Describe the tether experiment
September 4, 2010 5:54 AM   Subscribe

Can you describe the experiment in which an animal is tethered for a period of time, the tether is removed, and the animal still stays within the radius of the tether?
posted by markcmyers to Science & Nature (10 answers total) 3 users marked this as a favorite
Sounds like you just described it yourself. Are you trying to find a specific study or a named phenomenon along these lines?
posted by ixohoxi at 6:17 AM on September 4, 2010

Learned helplessness?
posted by carsonb at 6:26 AM on September 4, 2010 [3 favorites]

I've heard this of fishes that were moved to larger tanks.. in highschool, from a classmate. Not exactly scientific evidence...
posted by 3mendo at 8:10 AM on September 4, 2010

The story I've heard is that elephant trainers in India did that with young elephants, and then once they were adults, they would just have to put the anklet on them and the elephant would assume that it could not walk very far away, so it wouldn't even try. This was done with elephants that were being used as beasts of burden, as opposed to being trained for entertainment and such.
posted by ThatCanadianGirl at 8:25 AM on September 4, 2010

Fleas in flea circuses are trained not to jump too high by keeping them in a container with a lid.
posted by hot soup girl at 8:45 AM on September 4, 2010

Not exactly the same, but I've heard anecdotes that dog owners who use Invisible Fence or similar can't tell when the collar's batteries run out, because the dogs never cross the 'fence' anymore once they learn where it is.
posted by Gordafarin at 9:56 AM on September 4, 2010

Well, not science, but some years ago I recall reading a piece on the novelist Larry McMurtry (probably this one, from Texas Monthly in 1988, but I don't have on-line access to verify) that described an incident during the process of adapting his novel Lonesome Dove to the screen involving a group of vultures, a tree, multiple tethers, a loud gun shot, many, many takes, and a frustrating, humorous, and easily predictable result that illustrates the general concept you've brought up.
posted by 5Q7 at 10:28 AM on September 4, 2010

I've heard this anecdotally; young elephants are apparently chained with enormous chains, so they exhaust themselves trying to break them, and eventually learn that escape is impossible. This means that adult elephants can be restrained using only ropes- even though an elephant could easily break the rope, it won't try, as it learned long ago that the thing on its ankle is invincible.
posted by pseudostrabismus at 11:53 AM on September 4, 2010

FWIW, appears I was thinking of a scene from the movie Hud, adapted from another McMurtry novel:

Hud’s character unfolds in earnest when Homer learns his cattle have hoof-and-mouth disease and he must destroy the herd. Before the shattering diagnosis, however, they find a few dead cattle but don’t know what killed them. Homer asks Hud not to shoot the vultures picking at the carcasses.

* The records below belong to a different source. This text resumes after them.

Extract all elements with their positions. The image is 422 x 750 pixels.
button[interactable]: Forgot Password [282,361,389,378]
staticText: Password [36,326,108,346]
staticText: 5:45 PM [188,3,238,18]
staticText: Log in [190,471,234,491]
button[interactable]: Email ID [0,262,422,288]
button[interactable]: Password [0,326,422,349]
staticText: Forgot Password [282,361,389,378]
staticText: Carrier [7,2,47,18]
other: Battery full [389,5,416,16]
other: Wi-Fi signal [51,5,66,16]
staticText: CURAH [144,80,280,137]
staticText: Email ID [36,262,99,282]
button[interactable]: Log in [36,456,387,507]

"They keep the country clean," the old man says, and besides, it’s against law.

"Well, Hud says, "I always say that the law was meant to be interpreted in a lenient manner, and that’s what I try to do. Sometimes I lean to one side of it, and sometimes I lean to the other."

Seems that each time the human actors needed another take for this scene early on, the vultures flew far away in response to the character Hud's gun shot, requiring the crew to retrieve them again and again, which slowed down the filming considerably. After a time, someone decided to tie the birds to a tree so they could fly just far enough to get beyond camera range. But after a few more takes with this set up, the birds soon began ignoring the gun shot all together, and nothing the crew tried could get them to move, which eventually required getting a new batch of vultures to complete the scene.
posted by 5Q7 at 1:05 PM on September 4, 2010

With horses, it's called ground tying.